O Partido Comunista diz que entidades filantrópicas e outras
organizações de base podem prestar serviços sociais importantes em um
país onerado pela pobreza e pela urbanização, e o número dessas
organizações vem crescendo. Mas o partido também desconfia de qualquer
ativismo cidadão que não tenha como controlar. Para serem registrados
como organizações sem fins lucrativos, os grupos precisam primeiramente
ter o patrocínio de uma entidade estatal. Como muitas outras entidades, o
Instituto Transição optou em vez disso por se cadastrar como empresa.
Anthony J. Spires, professor-associado da Universidade Chinesa de Hong
Kong, estimou que existam entre 2.500 e 3.000 ONGs na China. "Elas
ajudam a preencher uma lacuna na sociedade chinesa, lacuna que o governo
reconhece", disse. Mas, acrescentou, essa tolerância do governo "pode
acabar de uma hora para outra".
O Instituto Transição era especialmente vulnerável, pois grande parte de
seu orçamento anual, de entre US$ 480 mil e US$ 650 mil, vinha de
fundações estrangeiras, segundo ex-funcionários.

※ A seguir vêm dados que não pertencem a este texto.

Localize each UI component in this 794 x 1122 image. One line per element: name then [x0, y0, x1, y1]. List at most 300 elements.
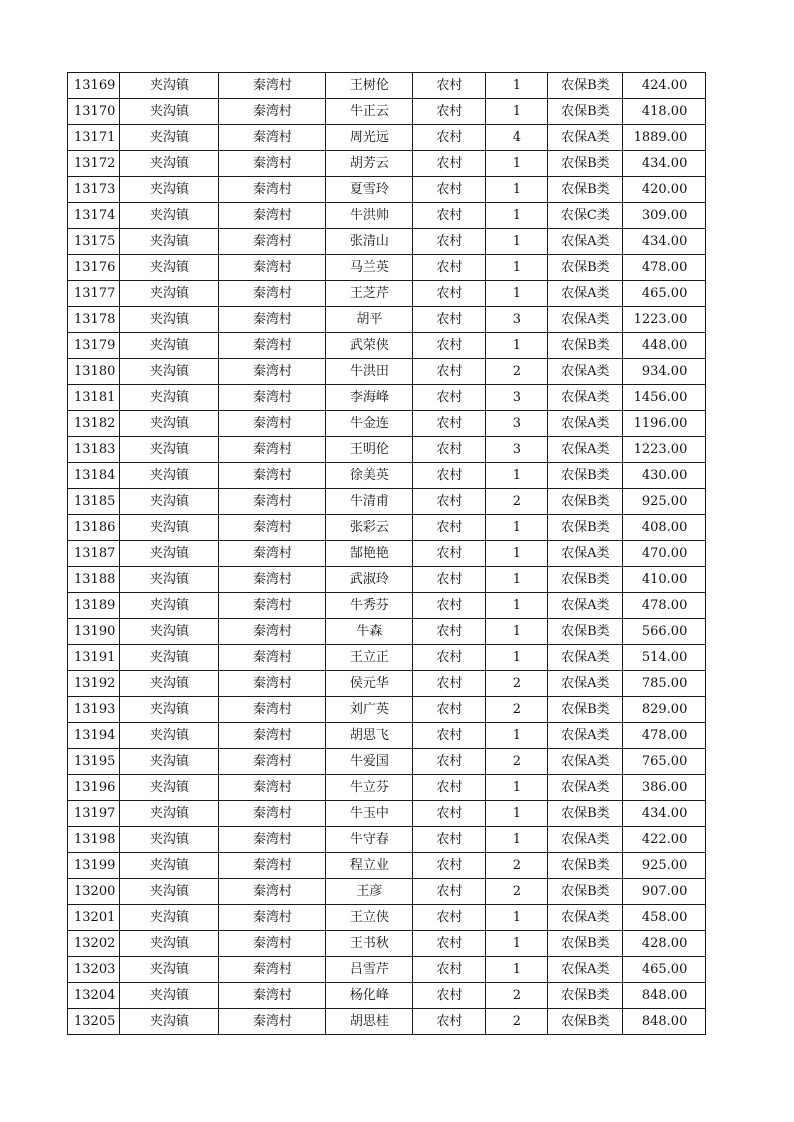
record-id-cell: 13180 [68, 359, 120, 385]
amount-cell: 829.00 [623, 697, 706, 723]
town-cell: 夹沟镇 [120, 905, 219, 931]
table-row [68, 957, 706, 983]
record-id-cell: 13185 [68, 489, 120, 515]
record-id-cell: 13187 [68, 541, 120, 567]
table-row [68, 619, 706, 645]
household-count-cell: 1 [486, 281, 548, 307]
table-row [68, 983, 706, 1009]
town-cell: 夹沟镇 [120, 99, 219, 125]
household-count-cell: 1 [486, 645, 548, 671]
household-count-cell: 1 [486, 905, 548, 931]
insurance-category-cell: 农保B类 [548, 489, 623, 515]
insurance-category-cell: 农保A类 [548, 957, 623, 983]
household-count-cell: 1 [486, 593, 548, 619]
town-cell: 夹沟镇 [120, 593, 219, 619]
area-type-cell: 农村 [413, 125, 486, 151]
table-row [68, 879, 706, 905]
area-type-cell: 农村 [413, 801, 486, 827]
area-type-cell: 农村 [413, 385, 486, 411]
name-cell: 牛清甫 [326, 489, 413, 515]
household-count-cell: 1 [486, 255, 548, 281]
name-cell: 牛洪田 [326, 359, 413, 385]
village-cell: 秦湾村 [219, 671, 326, 697]
village-cell: 秦湾村 [219, 879, 326, 905]
record-id-cell: 13178 [68, 307, 120, 333]
household-count-cell: 2 [486, 697, 548, 723]
amount-cell: 478.00 [623, 255, 706, 281]
insurance-category-cell: 农保A类 [548, 749, 623, 775]
area-type-cell: 农村 [413, 255, 486, 281]
table-row [68, 905, 706, 931]
name-cell: 张彩云 [326, 515, 413, 541]
area-type-cell: 农村 [413, 671, 486, 697]
town-cell: 夹沟镇 [120, 411, 219, 437]
table-row [68, 99, 706, 125]
insurance-category-cell: 农保B类 [548, 515, 623, 541]
name-cell: 程立业 [326, 853, 413, 879]
household-count-cell: 1 [486, 775, 548, 801]
table-row [68, 723, 706, 749]
record-id-cell: 13182 [68, 411, 120, 437]
name-cell: 王芝芹 [326, 281, 413, 307]
amount-cell: 410.00 [623, 567, 706, 593]
record-id-cell: 13183 [68, 437, 120, 463]
name-cell: 王立侠 [326, 905, 413, 931]
town-cell: 夹沟镇 [120, 307, 219, 333]
record-id-cell: 13198 [68, 827, 120, 853]
household-count-cell: 3 [486, 385, 548, 411]
insurance-category-cell: 农保A类 [548, 125, 623, 151]
table-row [68, 229, 706, 255]
area-type-cell: 农村 [413, 879, 486, 905]
amount-cell: 430.00 [623, 463, 706, 489]
name-cell: 郜艳艳 [326, 541, 413, 567]
table-row [68, 177, 706, 203]
record-id-cell: 13169 [68, 73, 120, 99]
town-cell: 夹沟镇 [120, 437, 219, 463]
record-id-cell: 13179 [68, 333, 120, 359]
area-type-cell: 农村 [413, 905, 486, 931]
table-row [68, 151, 706, 177]
amount-cell: 408.00 [623, 515, 706, 541]
record-id-cell: 13197 [68, 801, 120, 827]
area-type-cell: 农村 [413, 593, 486, 619]
amount-cell: 470.00 [623, 541, 706, 567]
record-id-cell: 13172 [68, 151, 120, 177]
village-cell: 秦湾村 [219, 203, 326, 229]
area-type-cell: 农村 [413, 437, 486, 463]
insurance-category-cell: 农保B类 [548, 879, 623, 905]
area-type-cell: 农村 [413, 151, 486, 177]
record-id-cell: 13177 [68, 281, 120, 307]
record-id-cell: 13190 [68, 619, 120, 645]
table-row [68, 775, 706, 801]
name-cell: 王书秋 [326, 931, 413, 957]
table-row [68, 1009, 706, 1035]
record-id-cell: 13205 [68, 1009, 120, 1035]
amount-cell: 934.00 [623, 359, 706, 385]
village-cell: 秦湾村 [219, 255, 326, 281]
name-cell: 王彦 [326, 879, 413, 905]
record-id-cell: 13171 [68, 125, 120, 151]
town-cell: 夹沟镇 [120, 359, 219, 385]
village-cell: 秦湾村 [219, 99, 326, 125]
amount-cell: 434.00 [623, 151, 706, 177]
area-type-cell: 农村 [413, 281, 486, 307]
name-cell: 胡芳云 [326, 151, 413, 177]
name-cell: 徐美英 [326, 463, 413, 489]
household-count-cell: 1 [486, 931, 548, 957]
table-body [68, 73, 706, 1035]
town-cell: 夹沟镇 [120, 619, 219, 645]
household-count-cell: 2 [486, 879, 548, 905]
table-row [68, 567, 706, 593]
insurance-category-cell: 农保B类 [548, 931, 623, 957]
amount-cell: 309.00 [623, 203, 706, 229]
amount-cell: 566.00 [623, 619, 706, 645]
name-cell: 张清山 [326, 229, 413, 255]
table-row [68, 801, 706, 827]
table-row [68, 827, 706, 853]
village-cell: 秦湾村 [219, 515, 326, 541]
household-count-cell: 1 [486, 333, 548, 359]
town-cell: 夹沟镇 [120, 463, 219, 489]
insurance-category-cell: 农保A类 [548, 437, 623, 463]
insurance-category-cell: 农保C类 [548, 203, 623, 229]
insurance-category-cell: 农保B类 [548, 567, 623, 593]
record-id-cell: 13196 [68, 775, 120, 801]
table-row [68, 593, 706, 619]
amount-cell: 418.00 [623, 99, 706, 125]
name-cell: 牛洪帅 [326, 203, 413, 229]
area-type-cell: 农村 [413, 827, 486, 853]
town-cell: 夹沟镇 [120, 827, 219, 853]
area-type-cell: 农村 [413, 619, 486, 645]
town-cell: 夹沟镇 [120, 489, 219, 515]
record-id-cell: 13170 [68, 99, 120, 125]
village-cell: 秦湾村 [219, 801, 326, 827]
amount-cell: 448.00 [623, 333, 706, 359]
town-cell: 夹沟镇 [120, 671, 219, 697]
town-cell: 夹沟镇 [120, 177, 219, 203]
village-cell: 秦湾村 [219, 645, 326, 671]
household-count-cell: 2 [486, 489, 548, 515]
household-count-cell: 3 [486, 307, 548, 333]
area-type-cell: 农村 [413, 723, 486, 749]
town-cell: 夹沟镇 [120, 151, 219, 177]
insurance-category-cell: 农保A类 [548, 775, 623, 801]
name-cell: 王立正 [326, 645, 413, 671]
area-type-cell: 农村 [413, 567, 486, 593]
name-cell: 武荣侠 [326, 333, 413, 359]
household-count-cell: 1 [486, 827, 548, 853]
record-id-cell: 13186 [68, 515, 120, 541]
table-row [68, 73, 706, 99]
name-cell: 夏雪玲 [326, 177, 413, 203]
table-row [68, 359, 706, 385]
town-cell: 夹沟镇 [120, 281, 219, 307]
area-type-cell: 农村 [413, 99, 486, 125]
area-type-cell: 农村 [413, 775, 486, 801]
record-id-cell: 13173 [68, 177, 120, 203]
village-cell: 秦湾村 [219, 827, 326, 853]
insurance-category-cell: 农保B类 [548, 255, 623, 281]
amount-cell: 478.00 [623, 593, 706, 619]
name-cell: 牛森 [326, 619, 413, 645]
household-count-cell: 2 [486, 853, 548, 879]
name-cell: 胡思桂 [326, 1009, 413, 1035]
name-cell: 牛爱国 [326, 749, 413, 775]
record-id-cell: 13181 [68, 385, 120, 411]
name-cell: 周光远 [326, 125, 413, 151]
name-cell: 马兰英 [326, 255, 413, 281]
name-cell: 牛正云 [326, 99, 413, 125]
town-cell: 夹沟镇 [120, 931, 219, 957]
area-type-cell: 农村 [413, 541, 486, 567]
area-type-cell: 农村 [413, 697, 486, 723]
area-type-cell: 农村 [413, 853, 486, 879]
table-row [68, 333, 706, 359]
village-cell: 秦湾村 [219, 489, 326, 515]
town-cell: 夹沟镇 [120, 385, 219, 411]
insurance-category-cell: 农保A类 [548, 671, 623, 697]
village-cell: 秦湾村 [219, 437, 326, 463]
table-row [68, 931, 706, 957]
town-cell: 夹沟镇 [120, 697, 219, 723]
village-cell: 秦湾村 [219, 411, 326, 437]
village-cell: 秦湾村 [219, 333, 326, 359]
amount-cell: 765.00 [623, 749, 706, 775]
household-count-cell: 2 [486, 749, 548, 775]
amount-cell: 434.00 [623, 229, 706, 255]
insurance-category-cell: 农保B类 [548, 801, 623, 827]
record-id-cell: 13202 [68, 931, 120, 957]
table-row [68, 463, 706, 489]
household-count-cell: 1 [486, 99, 548, 125]
amount-cell: 1223.00 [623, 437, 706, 463]
insurance-category-cell: 农保A类 [548, 307, 623, 333]
area-type-cell: 农村 [413, 463, 486, 489]
area-type-cell: 农村 [413, 749, 486, 775]
record-id-cell: 13188 [68, 567, 120, 593]
record-id-cell: 13193 [68, 697, 120, 723]
area-type-cell: 农村 [413, 645, 486, 671]
household-count-cell: 1 [486, 723, 548, 749]
area-type-cell: 农村 [413, 229, 486, 255]
village-cell: 秦湾村 [219, 151, 326, 177]
table-row [68, 853, 706, 879]
name-cell: 牛守春 [326, 827, 413, 853]
amount-cell: 465.00 [623, 957, 706, 983]
record-id-cell: 13199 [68, 853, 120, 879]
area-type-cell: 农村 [413, 1009, 486, 1035]
amount-cell: 925.00 [623, 489, 706, 515]
table-row [68, 125, 706, 151]
name-cell: 刘广英 [326, 697, 413, 723]
household-count-cell: 1 [486, 463, 548, 489]
amount-cell: 848.00 [623, 983, 706, 1009]
village-cell: 秦湾村 [219, 307, 326, 333]
town-cell: 夹沟镇 [120, 125, 219, 151]
name-cell: 牛秀芬 [326, 593, 413, 619]
table-row [68, 255, 706, 281]
amount-cell: 422.00 [623, 827, 706, 853]
town-cell: 夹沟镇 [120, 1009, 219, 1035]
village-cell: 秦湾村 [219, 177, 326, 203]
area-type-cell: 农村 [413, 983, 486, 1009]
area-type-cell: 农村 [413, 73, 486, 99]
record-id-cell: 13201 [68, 905, 120, 931]
record-id-cell: 13175 [68, 229, 120, 255]
table-row [68, 515, 706, 541]
insurance-category-cell: 农保B类 [548, 853, 623, 879]
town-cell: 夹沟镇 [120, 879, 219, 905]
record-id-cell: 13184 [68, 463, 120, 489]
amount-cell: 1223.00 [623, 307, 706, 333]
household-count-cell: 1 [486, 567, 548, 593]
insurance-category-cell: 农保A类 [548, 593, 623, 619]
town-cell: 夹沟镇 [120, 957, 219, 983]
amount-cell: 424.00 [623, 73, 706, 99]
town-cell: 夹沟镇 [120, 723, 219, 749]
insurance-category-cell: 农保A类 [548, 541, 623, 567]
town-cell: 夹沟镇 [120, 515, 219, 541]
name-cell: 牛立芬 [326, 775, 413, 801]
table-row [68, 645, 706, 671]
town-cell: 夹沟镇 [120, 333, 219, 359]
table-row [68, 749, 706, 775]
record-id-cell: 13189 [68, 593, 120, 619]
name-cell: 胡平 [326, 307, 413, 333]
record-id-cell: 13203 [68, 957, 120, 983]
village-cell: 秦湾村 [219, 463, 326, 489]
name-cell: 杨化峰 [326, 983, 413, 1009]
town-cell: 夹沟镇 [120, 853, 219, 879]
village-cell: 秦湾村 [219, 73, 326, 99]
household-count-cell: 4 [486, 125, 548, 151]
table-row [68, 541, 706, 567]
village-cell: 秦湾村 [219, 593, 326, 619]
town-cell: 夹沟镇 [120, 645, 219, 671]
amount-cell: 420.00 [623, 177, 706, 203]
household-count-cell: 3 [486, 411, 548, 437]
amount-cell: 925.00 [623, 853, 706, 879]
town-cell: 夹沟镇 [120, 73, 219, 99]
record-id-cell: 13191 [68, 645, 120, 671]
record-id-cell: 13192 [68, 671, 120, 697]
town-cell: 夹沟镇 [120, 801, 219, 827]
town-cell: 夹沟镇 [120, 255, 219, 281]
household-count-cell: 1 [486, 151, 548, 177]
amount-cell: 848.00 [623, 1009, 706, 1035]
amount-cell: 785.00 [623, 671, 706, 697]
amount-cell: 458.00 [623, 905, 706, 931]
town-cell: 夹沟镇 [120, 567, 219, 593]
insurance-category-cell: 农保B类 [548, 99, 623, 125]
household-count-cell: 2 [486, 359, 548, 385]
village-cell: 秦湾村 [219, 723, 326, 749]
table-row [68, 489, 706, 515]
insurance-category-cell: 农保A类 [548, 385, 623, 411]
amount-cell: 386.00 [623, 775, 706, 801]
amount-cell: 514.00 [623, 645, 706, 671]
household-count-cell: 2 [486, 983, 548, 1009]
household-count-cell: 1 [486, 203, 548, 229]
amount-cell: 907.00 [623, 879, 706, 905]
insurance-category-cell: 农保B类 [548, 151, 623, 177]
village-cell: 秦湾村 [219, 281, 326, 307]
insurance-category-cell: 农保B类 [548, 983, 623, 1009]
village-cell: 秦湾村 [219, 541, 326, 567]
village-cell: 秦湾村 [219, 229, 326, 255]
table-row [68, 411, 706, 437]
area-type-cell: 农村 [413, 931, 486, 957]
household-count-cell: 1 [486, 515, 548, 541]
village-cell: 秦湾村 [219, 619, 326, 645]
insurance-category-cell: 农保B类 [548, 697, 623, 723]
village-cell: 秦湾村 [219, 125, 326, 151]
insurance-category-cell: 农保A类 [548, 411, 623, 437]
amount-cell: 428.00 [623, 931, 706, 957]
record-id-cell: 13200 [68, 879, 120, 905]
household-count-cell: 1 [486, 73, 548, 99]
amount-cell: 465.00 [623, 281, 706, 307]
area-type-cell: 农村 [413, 307, 486, 333]
town-cell: 夹沟镇 [120, 983, 219, 1009]
insurance-category-cell: 农保B类 [548, 619, 623, 645]
village-cell: 秦湾村 [219, 749, 326, 775]
record-id-cell: 13195 [68, 749, 120, 775]
village-cell: 秦湾村 [219, 697, 326, 723]
town-cell: 夹沟镇 [120, 203, 219, 229]
town-cell: 夹沟镇 [120, 229, 219, 255]
name-cell: 牛玉中 [326, 801, 413, 827]
village-cell: 秦湾村 [219, 931, 326, 957]
household-count-cell: 2 [486, 1009, 548, 1035]
insurance-category-cell: 农保A类 [548, 723, 623, 749]
household-count-cell: 1 [486, 957, 548, 983]
table-row [68, 671, 706, 697]
area-type-cell: 农村 [413, 489, 486, 515]
record-id-cell: 13174 [68, 203, 120, 229]
household-count-cell: 1 [486, 619, 548, 645]
table-row [68, 281, 706, 307]
name-cell: 侯元华 [326, 671, 413, 697]
allowance-table [67, 72, 706, 1035]
town-cell: 夹沟镇 [120, 775, 219, 801]
area-type-cell: 农村 [413, 515, 486, 541]
insurance-category-cell: 农保B类 [548, 1009, 623, 1035]
table-row [68, 307, 706, 333]
village-cell: 秦湾村 [219, 359, 326, 385]
area-type-cell: 农村 [413, 333, 486, 359]
village-cell: 秦湾村 [219, 775, 326, 801]
insurance-category-cell: 农保A类 [548, 229, 623, 255]
village-cell: 秦湾村 [219, 853, 326, 879]
village-cell: 秦湾村 [219, 957, 326, 983]
household-count-cell: 1 [486, 541, 548, 567]
amount-cell: 434.00 [623, 801, 706, 827]
name-cell: 吕雪芹 [326, 957, 413, 983]
name-cell: 李海峰 [326, 385, 413, 411]
household-count-cell: 1 [486, 801, 548, 827]
insurance-category-cell: 农保A类 [548, 645, 623, 671]
table-row [68, 385, 706, 411]
household-count-cell: 1 [486, 229, 548, 255]
household-count-cell: 2 [486, 671, 548, 697]
name-cell: 王明伦 [326, 437, 413, 463]
area-type-cell: 农村 [413, 957, 486, 983]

Com seus colegas no Instituto Transição desaparecendo um a um, Yang
decidiu partir para a clandestinidade. Ele deixou uma mensagem na
internet para sua esposa, desligou seu celular e fugiu. Num encontro com
um repórter em um local a várias horas de distância de Pequim, ele
disse que sente saudades de sua mulher e seu filho de quatro anos.
Visivelmente nervoso, falou do medo de ser levado de volta à prisão.
Yang disse que se entregará à polícia se for emitido um mandado de
prisão contra ele, mas que não está interessado em cooperar com o que
descreve como a perseguição extralegal de seus colegas.
"Ainda não entendo o que fizemos de errado", queixou-se. "Estávamos apenas tentando ajudar a melhorar o país."